Semi-Clifford operations, structure of Ck hierarchy, and gate complexity for fault-tolerant quantum computation

Abstract

Teleportation is a crucial element in fault-tolerant quantum computation and a complete understanding of its capacity is very important for the practical implementation of optimal fault-tolerant architectures. It is known that stabilizer codes support a natural set of gates that can be more easily implemented by teleportation than any other gates. These gates belong to the so called Ck hierarchy introduced by Gottesman and Chuang (Nature 402, 390). Moreover, a subset of Ck gates, called semi-Clifford operations, can be implemented by an even simpler architecture than the traditional teleportation setup (Phys. Rev. A62, 052316). However, the precise set of gates in Ck remains unknown, even for a fixed number of qubits n, which prevents us from knowing exactly what teleportation is capable of. In this paper we study the structure of Ck in terms of semi-Clifford operations, which send by conjugation at least one maximal abelian subgroup of the n-qubit Pauli group into another one.
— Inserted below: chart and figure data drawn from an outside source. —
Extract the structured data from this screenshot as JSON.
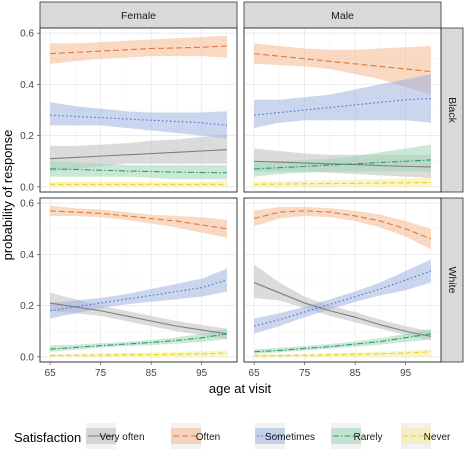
{
  "chart_data": {
    "type": "line",
    "xlabel": "age at visit",
    "ylabel": "probability of response",
    "xlim": [
      63,
      102
    ],
    "ylim": [
      -0.02,
      0.62
    ],
    "x_ticks": [
      65,
      75,
      85,
      95
    ],
    "y_ticks": [
      0.0,
      0.2,
      0.4,
      0.6
    ],
    "y_tick_labels": [
      "0.0",
      "0.2",
      "0.4",
      "0.6"
    ],
    "facet_columns": [
      "Female",
      "Male"
    ],
    "facet_rows": [
      "Black",
      "White"
    ],
    "legend": {
      "title": "Satisfaction",
      "position": "bottom",
      "entries": [
        "Very often",
        "Often",
        "Sometimes",
        "Rarely",
        "Never"
      ]
    },
    "series_style": {
      "Very often": {
        "color": "#7f7f7f",
        "fill": "#bdbdbd",
        "dash": ""
      },
      "Often": {
        "color": "#e2773f",
        "fill": "#f4b98f",
        "dash": "6,3"
      },
      "Sometimes": {
        "color": "#4a6fbf",
        "fill": "#9fb3e0",
        "dash": "1.5,2.5"
      },
      "Rarely": {
        "color": "#2e9a6a",
        "fill": "#9fd6b5",
        "dash": "6,2,1.5,2"
      },
      "Never": {
        "color": "#e8cf2e",
        "fill": "#f5ec9c",
        "dash": "5,3"
      }
    },
    "grid": true,
    "x": [
      65,
      70,
      75,
      80,
      85,
      90,
      95,
      100
    ],
    "panels": [
      {
        "col": "Female",
        "row": "Black",
        "series": [
          {
            "name": "Very often",
            "values": [
              0.11,
              0.115,
              0.12,
              0.125,
              0.13,
              0.135,
              0.14,
              0.145
            ],
            "lower": [
              0.06,
              0.07,
              0.08,
              0.09,
              0.09,
              0.09,
              0.09,
              0.09
            ],
            "upper": [
              0.16,
              0.16,
              0.165,
              0.17,
              0.18,
              0.185,
              0.195,
              0.205
            ]
          },
          {
            "name": "Often",
            "values": [
              0.52,
              0.525,
              0.53,
              0.535,
              0.54,
              0.542,
              0.545,
              0.55
            ],
            "lower": [
              0.48,
              0.49,
              0.5,
              0.505,
              0.51,
              0.51,
              0.51,
              0.505
            ],
            "upper": [
              0.56,
              0.56,
              0.565,
              0.57,
              0.575,
              0.58,
              0.585,
              0.59
            ]
          },
          {
            "name": "Sometimes",
            "values": [
              0.28,
              0.275,
              0.27,
              0.265,
              0.26,
              0.255,
              0.25,
              0.24
            ],
            "lower": [
              0.24,
              0.24,
              0.24,
              0.23,
              0.22,
              0.21,
              0.2,
              0.19
            ],
            "upper": [
              0.33,
              0.315,
              0.305,
              0.295,
              0.29,
              0.29,
              0.29,
              0.295
            ]
          },
          {
            "name": "Rarely",
            "values": [
              0.07,
              0.068,
              0.065,
              0.062,
              0.06,
              0.058,
              0.056,
              0.055
            ],
            "lower": [
              0.04,
              0.04,
              0.04,
              0.04,
              0.035,
              0.03,
              0.03,
              0.03
            ],
            "upper": [
              0.1,
              0.095,
              0.09,
              0.085,
              0.085,
              0.085,
              0.085,
              0.085
            ]
          },
          {
            "name": "Never",
            "values": [
              0.01,
              0.01,
              0.01,
              0.01,
              0.01,
              0.01,
              0.01,
              0.01
            ],
            "lower": [
              0.0,
              0.0,
              0.0,
              0.0,
              0.0,
              0.0,
              0.0,
              0.0
            ],
            "upper": [
              0.02,
              0.02,
              0.02,
              0.02,
              0.02,
              0.02,
              0.02,
              0.025
            ]
          }
        ]
      },
      {
        "col": "Male",
        "row": "Black",
        "series": [
          {
            "name": "Very often",
            "values": [
              0.1,
              0.097,
              0.093,
              0.09,
              0.087,
              0.083,
              0.08,
              0.078
            ],
            "lower": [
              0.06,
              0.06,
              0.06,
              0.055,
              0.05,
              0.045,
              0.04,
              0.035
            ],
            "upper": [
              0.15,
              0.14,
              0.13,
              0.125,
              0.125,
              0.125,
              0.125,
              0.125
            ]
          },
          {
            "name": "Often",
            "values": [
              0.52,
              0.51,
              0.5,
              0.49,
              0.48,
              0.47,
              0.46,
              0.45
            ],
            "lower": [
              0.48,
              0.475,
              0.47,
              0.46,
              0.44,
              0.42,
              0.39,
              0.36
            ],
            "upper": [
              0.56,
              0.55,
              0.54,
              0.535,
              0.535,
              0.54,
              0.545,
              0.55
            ]
          },
          {
            "name": "Sometimes",
            "values": [
              0.28,
              0.29,
              0.3,
              0.31,
              0.32,
              0.33,
              0.34,
              0.345
            ],
            "lower": [
              0.23,
              0.25,
              0.26,
              0.26,
              0.26,
              0.26,
              0.26,
              0.25
            ],
            "upper": [
              0.34,
              0.34,
              0.35,
              0.36,
              0.38,
              0.4,
              0.42,
              0.44
            ]
          },
          {
            "name": "Rarely",
            "values": [
              0.07,
              0.075,
              0.08,
              0.085,
              0.09,
              0.095,
              0.1,
              0.105
            ],
            "lower": [
              0.04,
              0.05,
              0.055,
              0.06,
              0.06,
              0.06,
              0.06,
              0.06
            ],
            "upper": [
              0.1,
              0.1,
              0.105,
              0.11,
              0.12,
              0.135,
              0.15,
              0.165
            ]
          },
          {
            "name": "Never",
            "values": [
              0.01,
              0.011,
              0.012,
              0.013,
              0.014,
              0.015,
              0.016,
              0.017
            ],
            "lower": [
              0.0,
              0.0,
              0.0,
              0.0,
              0.0,
              0.0,
              0.0,
              0.0
            ],
            "upper": [
              0.02,
              0.022,
              0.024,
              0.026,
              0.028,
              0.03,
              0.033,
              0.036
            ]
          }
        ]
      },
      {
        "col": "Female",
        "row": "White",
        "series": [
          {
            "name": "Very often",
            "values": [
              0.21,
              0.195,
              0.18,
              0.16,
              0.14,
              0.12,
              0.105,
              0.09
            ],
            "lower": [
              0.18,
              0.17,
              0.16,
              0.14,
              0.12,
              0.1,
              0.085,
              0.07
            ],
            "upper": [
              0.25,
              0.225,
              0.2,
              0.18,
              0.16,
              0.14,
              0.125,
              0.11
            ]
          },
          {
            "name": "Often",
            "values": [
              0.57,
              0.565,
              0.56,
              0.55,
              0.54,
              0.53,
              0.515,
              0.5
            ],
            "lower": [
              0.55,
              0.55,
              0.545,
              0.535,
              0.52,
              0.505,
              0.485,
              0.465
            ],
            "upper": [
              0.59,
              0.58,
              0.575,
              0.565,
              0.555,
              0.55,
              0.545,
              0.535
            ]
          },
          {
            "name": "Sometimes",
            "values": [
              0.18,
              0.195,
              0.21,
              0.225,
              0.24,
              0.255,
              0.27,
              0.3
            ],
            "lower": [
              0.15,
              0.17,
              0.19,
              0.205,
              0.215,
              0.225,
              0.235,
              0.255
            ],
            "upper": [
              0.21,
              0.22,
              0.23,
              0.245,
              0.265,
              0.285,
              0.305,
              0.345
            ]
          },
          {
            "name": "Rarely",
            "values": [
              0.03,
              0.037,
              0.044,
              0.05,
              0.056,
              0.064,
              0.074,
              0.09
            ],
            "lower": [
              0.02,
              0.028,
              0.036,
              0.042,
              0.046,
              0.052,
              0.058,
              0.07
            ],
            "upper": [
              0.045,
              0.048,
              0.053,
              0.058,
              0.066,
              0.076,
              0.09,
              0.11
            ]
          },
          {
            "name": "Never",
            "values": [
              0.005,
              0.006,
              0.007,
              0.008,
              0.009,
              0.01,
              0.012,
              0.015
            ],
            "lower": [
              0.0,
              0.0,
              0.0,
              0.0,
              0.0,
              0.0,
              0.0,
              0.0
            ],
            "upper": [
              0.012,
              0.013,
              0.014,
              0.015,
              0.017,
              0.019,
              0.022,
              0.026
            ]
          }
        ]
      },
      {
        "col": "Male",
        "row": "White",
        "series": [
          {
            "name": "Very often",
            "values": [
              0.29,
              0.25,
              0.21,
              0.18,
              0.155,
              0.125,
              0.1,
              0.08
            ],
            "lower": [
              0.23,
              0.22,
              0.19,
              0.16,
              0.135,
              0.11,
              0.085,
              0.065
            ],
            "upper": [
              0.36,
              0.29,
              0.235,
              0.2,
              0.175,
              0.145,
              0.12,
              0.1
            ]
          },
          {
            "name": "Often",
            "values": [
              0.54,
              0.565,
              0.57,
              0.565,
              0.55,
              0.53,
              0.5,
              0.46
            ],
            "lower": [
              0.51,
              0.54,
              0.55,
              0.545,
              0.53,
              0.505,
              0.47,
              0.42
            ],
            "upper": [
              0.57,
              0.585,
              0.585,
              0.58,
              0.57,
              0.555,
              0.53,
              0.5
            ]
          },
          {
            "name": "Sometimes",
            "values": [
              0.12,
              0.145,
              0.175,
              0.205,
              0.235,
              0.265,
              0.3,
              0.335
            ],
            "lower": [
              0.09,
              0.12,
              0.155,
              0.185,
              0.215,
              0.24,
              0.26,
              0.29
            ],
            "upper": [
              0.15,
              0.17,
              0.195,
              0.225,
              0.255,
              0.29,
              0.335,
              0.38
            ]
          },
          {
            "name": "Rarely",
            "values": [
              0.02,
              0.025,
              0.033,
              0.04,
              0.05,
              0.06,
              0.075,
              0.09
            ],
            "lower": [
              0.012,
              0.018,
              0.025,
              0.032,
              0.04,
              0.048,
              0.058,
              0.068
            ],
            "upper": [
              0.03,
              0.035,
              0.042,
              0.05,
              0.06,
              0.073,
              0.09,
              0.11
            ]
          },
          {
            "name": "Never",
            "values": [
              0.004,
              0.005,
              0.006,
              0.008,
              0.01,
              0.012,
              0.015,
              0.02
            ],
            "lower": [
              0.0,
              0.0,
              0.0,
              0.0,
              0.0,
              0.0,
              0.0,
              0.0
            ],
            "upper": [
              0.01,
              0.011,
              0.012,
              0.014,
              0.017,
              0.02,
              0.024,
              0.03
            ]
          }
        ]
      }
    ]
  }
}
We show that for n=1,2, all the Ck gates are semi-Clifford, which is also true for \n=3,k=3\. However, this is no longer true for \n>2,k>3\. To measure the capability of this teleportation primitive, we introduce a quantity called `teleportation depth', which characterizes how many teleportation steps are necessary, on average, to implement a given gate. We calculate upper bounds for teleportation depth by decomposing gates into both semi-Clifford Ck gates and those Ck gates beyond semi-Clifford operations, and compare their efficiency.